Israel’s defenders argue that its campaign is one of self-defence, aimed at dismantling Hamas’s military infrastructure. Yet the scale of destruction — from schools and hospitals to refugee camps and water facilities — suggests something beyond military necessity. Rights groups, including two Israeli organisations, now openly speak of genocide. The insistence on framing all Gazans as enemies erodes the distinction between combatant and civilian, a core principle of international law.

The IAGS decision also exposes a double standard in global politics. Western governments continue to hedge, claiming only a court can determine genocide, even as their own laws recognise scholarly expertise in shaping genocide prevention policies elsewhere. The refusal to call genocide by its name reflects political alliances, particularly the West’s unwavering military and diplomatic support for Israel. Meanwhile, for Gazans, this caution translates into continued suffering, starvation, and mass death.

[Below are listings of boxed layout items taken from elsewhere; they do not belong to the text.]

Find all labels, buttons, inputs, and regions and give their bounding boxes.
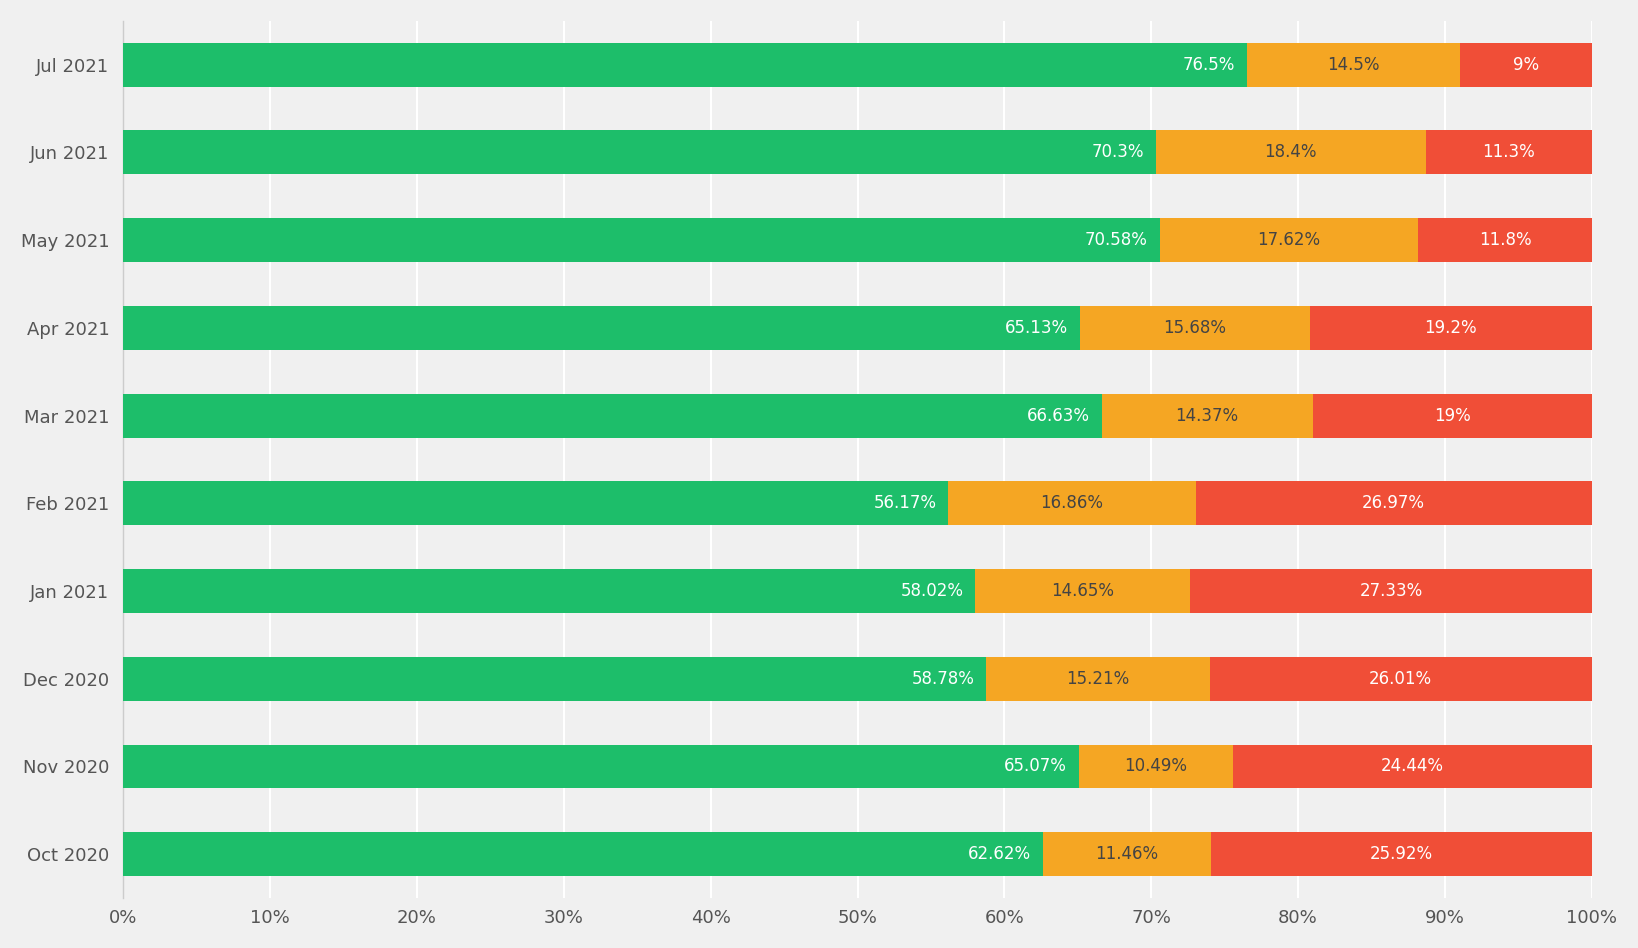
Bar bbox=[1079, 744, 1233, 789]
Bar bbox=[1459, 43, 1592, 86]
Text: 26.97%: 26.97% bbox=[1363, 494, 1425, 512]
Bar bbox=[123, 306, 1079, 350]
Text: 14.65%: 14.65% bbox=[1052, 582, 1114, 600]
Text: 16.86%: 16.86% bbox=[1040, 494, 1104, 512]
Bar bbox=[1419, 218, 1592, 262]
Bar bbox=[123, 218, 1160, 262]
Bar bbox=[1102, 393, 1312, 438]
Bar bbox=[948, 482, 1196, 525]
Bar bbox=[1196, 482, 1592, 525]
Bar bbox=[123, 744, 1079, 789]
Text: 26.01%: 26.01% bbox=[1369, 669, 1432, 687]
Text: 9%: 9% bbox=[1512, 56, 1538, 74]
Bar bbox=[986, 657, 1210, 701]
Text: 10.49%: 10.49% bbox=[1124, 757, 1188, 775]
Text: 11.8%: 11.8% bbox=[1479, 231, 1532, 249]
Bar bbox=[123, 657, 986, 701]
Bar bbox=[123, 482, 948, 525]
Text: 76.5%: 76.5% bbox=[1183, 56, 1235, 74]
Bar bbox=[1155, 131, 1425, 174]
Bar bbox=[1247, 43, 1459, 86]
Text: 56.17%: 56.17% bbox=[873, 494, 937, 512]
Bar bbox=[123, 569, 975, 613]
Text: 25.92%: 25.92% bbox=[1369, 846, 1433, 864]
Text: 19.2%: 19.2% bbox=[1425, 319, 1477, 337]
Text: 24.44%: 24.44% bbox=[1381, 757, 1443, 775]
Text: 65.13%: 65.13% bbox=[1004, 319, 1068, 337]
Text: 18.4%: 18.4% bbox=[1265, 143, 1317, 161]
Text: 14.5%: 14.5% bbox=[1327, 56, 1379, 74]
Text: 70.3%: 70.3% bbox=[1091, 143, 1143, 161]
Bar bbox=[1079, 306, 1310, 350]
Text: 15.21%: 15.21% bbox=[1066, 669, 1130, 687]
Text: 62.62%: 62.62% bbox=[968, 846, 1030, 864]
Bar bbox=[975, 569, 1191, 613]
Bar bbox=[1312, 393, 1592, 438]
Bar bbox=[123, 832, 1043, 876]
Bar bbox=[1210, 657, 1592, 701]
Bar bbox=[123, 393, 1102, 438]
Bar bbox=[1191, 569, 1592, 613]
Text: 70.58%: 70.58% bbox=[1084, 231, 1148, 249]
Bar bbox=[123, 43, 1247, 86]
Text: 15.68%: 15.68% bbox=[1163, 319, 1227, 337]
Text: 65.07%: 65.07% bbox=[1004, 757, 1066, 775]
Text: 11.46%: 11.46% bbox=[1096, 846, 1158, 864]
Text: 58.78%: 58.78% bbox=[912, 669, 975, 687]
Bar bbox=[1310, 306, 1592, 350]
Text: 27.33%: 27.33% bbox=[1360, 582, 1423, 600]
Text: 17.62%: 17.62% bbox=[1258, 231, 1320, 249]
Bar bbox=[1160, 218, 1419, 262]
Text: 66.63%: 66.63% bbox=[1027, 407, 1089, 425]
Bar bbox=[1043, 832, 1210, 876]
Bar bbox=[1210, 832, 1592, 876]
Bar bbox=[123, 131, 1155, 174]
Text: 11.3%: 11.3% bbox=[1482, 143, 1535, 161]
Text: 58.02%: 58.02% bbox=[901, 582, 963, 600]
Text: 19%: 19% bbox=[1433, 407, 1471, 425]
Bar bbox=[1425, 131, 1592, 174]
Bar bbox=[1233, 744, 1592, 789]
Text: 14.37%: 14.37% bbox=[1176, 407, 1238, 425]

The Gaza war is not just another conflict. It is a moral test for the international community. The Holocaust — invoked endlessly to justify Israel’s creation — gave birth to the very word genocide. For scholars of that field to now declare that Israel is perpetrating it reveals a tragic irony. History’s survivors have become perpetrators in the eyes of history’s guardians.

The IAGS resolution is a turning point. It places the Gaza crisis within the same legal and moral framework as Rwanda, Bosnia, and Darfur. It demands accountability not just from Israel but from those governments that enable its campaign. To deny the charge of genocide now is to deny the credibility of scholarship, the suffering of victims, and the very lessons of history itself.